Facebook Pixel

The following is an excerpt from Heather Krause’s 2022 Keynote: “Who is the Data Privileged Person?”.

So, a statistical model in a data project is simply all of the relationships between variables setup in the way that is the modeller’s best possible description of the world around them. Compared to the infinite variables and relationships in reality, all models are limited, flawed, subjective shadows overlaid on to the real world. As George Box put it: “All models are wrong, but some are useful.” If we want to talk about equity we need to add the line: “useful to whom?”.

Let me give you an example of three equally valid models of the same data that privilege completely different people’s perspectives.

You are a data analyst who has been hired by a tech startup. They make a budgeting app called something silly like… Spnd without an E… Spnd costs $175 dollars for a yearly subscription, and the company wants empirical proof that by using the budget app users save even more than the cost of the subscription. They want to say that it quote: “pays for itself”.

Ok, you say, I need to run a causal analysis to see how app usage (our independent variable) affects our dependent variable: money saved. In order to see the effect of the app apart from other things that might affect how much money we manage to save, I’m going to account for them (sometimes called control for them).

One of the things I think to control for in my model is the user’s disposable income proportion – what proportion of their income is left over after paying for living essentials like food, shelter, heat, electricity, etc.

I’m going to control for it by holding it steady across all users – by locking it in place – and therefore isolate the effect that the budgeting app is having regardless of what portion of their income is disposable. I run this model and it turns out that their app isn’t having much of an effect at all on whether or not people saved at least $175 extra dollars. Sorry guys, I say in the meeting.

Hold on, say the app developers! Your model doesn’t make sense! You’ve controlled for disposable income as a confounder. The whole point of the budget app is that it affects your proportion of disposable income which in turn affects your savings. People who use our budgeting app realize that they are paying too much for things like food or rent and need to cut back, thereby gaining more money that they can save! You know, like, “I used to eat out for half my meals until I started using the app, now I pay attention to my spending and my food costs are way down.” That’s the whole point of budgeting!”

Fair enough.

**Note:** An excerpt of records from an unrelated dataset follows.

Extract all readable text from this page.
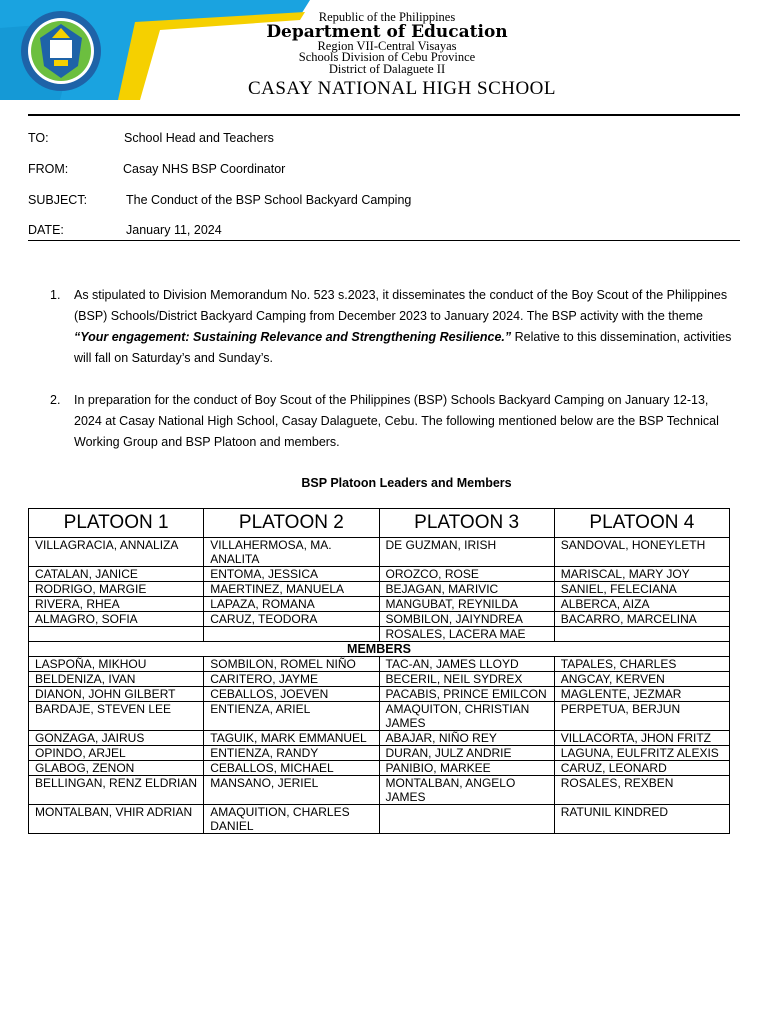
Republic of the Philippines
Department of Education
Region VII-Central Visayas
Schools Division of Cebu Province
District of Dalaguete II
CASAY NATIONAL HIGH SCHOOL
TO:	School Head and Teachers
FROM:	Casay NHS BSP Coordinator
SUBJECT:	The Conduct of the BSP School Backyard Camping
DATE:	January 11, 2024
1. As stipulated to Division Memorandum No. 523 s.2023, it disseminates the conduct of the Boy Scout of the Philippines (BSP) Schools/District Backyard Camping from December 2023 to January 2024. The BSP activity with the theme “Your engagement: Sustaining Relevance and Strengthening Resilience.” Relative to this dissemination, activities will fall on Saturday’s and Sunday’s.
2. In preparation for the conduct of Boy Scout of the Philippines (BSP) Schools Backyard Camping on January 12-13, 2024 at Casay National High School, Casay Dalaguete, Cebu. The following mentioned below are the BSP Technical Working Group and BSP Platoon and members.
BSP Platoon Leaders and Members
PLATOON 1	PLATOON 2	PLATOON 3	PLATOON 4
VILLAGRACIA, ANNALIZA	VILLAHERMOSA, MA. ANALITA	DE GUZMAN, IRISH	SANDOVAL, HONEYLETH
CATALAN, JANICE	ENTOMA, JESSICA	OROZCO, ROSE	MARISCAL, MARY JOY
RODRIGO, MARGIE	MAERTINEZ, MANUELA	BEJAGAN, MARIVIC	SANIEL, FELECIANA
RIVERA, RHEA	LAPAZA, ROMANA	MANGUBAT, REYNILDA	ALBERCA, AIZA
ALMAGRO, SOFIA	CARUZ, TEODORA	SOMBILON, JAIYNDREA	BACARRO, MARCELINA
		ROSALES, LACERA MAE	
MEMBERS			
LASPOÑA, MIKHOU	SOMBILON, ROMEL NIÑO	TAC-AN, JAMES LLOYD	TAPALES, CHARLES
BELDENIZA, IVAN	CARITERO, JAYME	BECERIL, NEIL SYDREX	ANGCAY, KERVEN
DIANON, JOHN GILBERT	CEBALLOS, JOEVEN	PACABIS, PRINCE EMILCON	MAGLENTE, JEZMAR
BARDAJE, STEVEN LEE	ENTIENZA, ARIEL	AMAQUITON, CHRISTIAN JAMES	PERPETUA, BERJUN
GONZAGA, JAIRUS	TAGUIK, MARK EMMANUEL	ABAJAR, NIÑO REY	VILLACORTA, JHON FRITZ
OPINDO, ARJEL	ENTIENZA, RANDY	DURAN, JULZ ANDRIE	LAGUNA, EULFRITZ ALEXIS
GLABOG, ZENON	CEBALLOS, MICHAEL	PANIBIO, MARKEE	CARUZ, LEONARD
BELLINGAN, RENZ ELDRIAN	MANSANO, JERIEL	MONTALBAN, ANGELO JAMES	ROSALES, REXBEN
MONTALBAN, VHIR ADRIAN	AMAQUITION, CHARLES DANIEL		RATUNIL KINDRED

I run the same data through a model where disposable income is a mediator and the results this time suggest that the app works great!

Now, it’s not important to know what a confounder or a moderator or a mediator is in a model. These are just ways to describe the different types of ways to control for a variable in the model, you do not need to remember them. The key thing to know is: there’s more than one way to control for something in a model.

So back with the tech bros, we’re all about to celebrate the app when a woman from customer service raises her hand and says, “that’s all great, but if the app is so effective, why do we have a whole segment of users who don’t renew their subscriptions? She reads us a customer review: “Your app was easy to use and worked well, but I can’t justify the cost. I spent a lot of time writing out all of our bills and rent and grocery expenses but I’m already saving as much as I possibly can with no money left over. I’d rather save the subscription fee.””

You think about this and it makes a lot of sense. You draw a model that looks more like this: what if your proportion of disposable income actually affects the effect of the budgeting app? In data modelling, we call that a moderator. If you have a bunch of expenses or overspending that you can cut down on, or if you’ve got all kinds of bills and subscriptions due at different times you can’t keep track of, this app might be great for your savings.

But if you already live tight; if you know exactly when your landlord is going to knock on your door for the rent which is already as low as you can find it, or if you know which grocery store you need to go to to save a dollar on milk this week, this budgeting app is going to take up your time, cost you 175 bucks and maybe not help much at all. You run this model and the results show that the app work on average only ok, but if you break it out into groups you see why the average is middling: the app works great for users with highly flexible proportions of disposable income and has little to no positive effect for users who don’t.

Now, here’s the important part: none of these models are wrong. They just privilege a different perspective.

This model shows how the app performs assuming you are in a position to adjust expenses, that is the expected mechanism of change. If you say “the app works” based on this model you are privileging those in a position to benefit from how it works. Which in this case is people who have the financial leeway to do so.

If you use this model, you are assuming that the success of the app depends entirely on whether or not you can adjust your disposable income, giving voice to people across the spectrum of that experience, both positive and negative. That’s really important if you care about helping people already budgeted to within an inch of their life.

Sure your app might be a prettier, faster way to do that, but it might not be worth the 175 dollars to someone who is counting all of theirs.

So we have three different models using the same data, providing 3 different answers to the question: “does it work?”. When we build a model to see if something works we have to choose whose experience of the world that model reflects. Will it privilege the user who really needs to ditch two of his 8 TV streaming subscriptions? Or will we build a model that reflects the relationship between variables experienced by someone without any wiggle room at all in their monthly expenses?

The data privileged person has their experience reflected in the model. Every time we build a model, we privilege those whose perspective we consciously or unconsciously adopt when we do the math.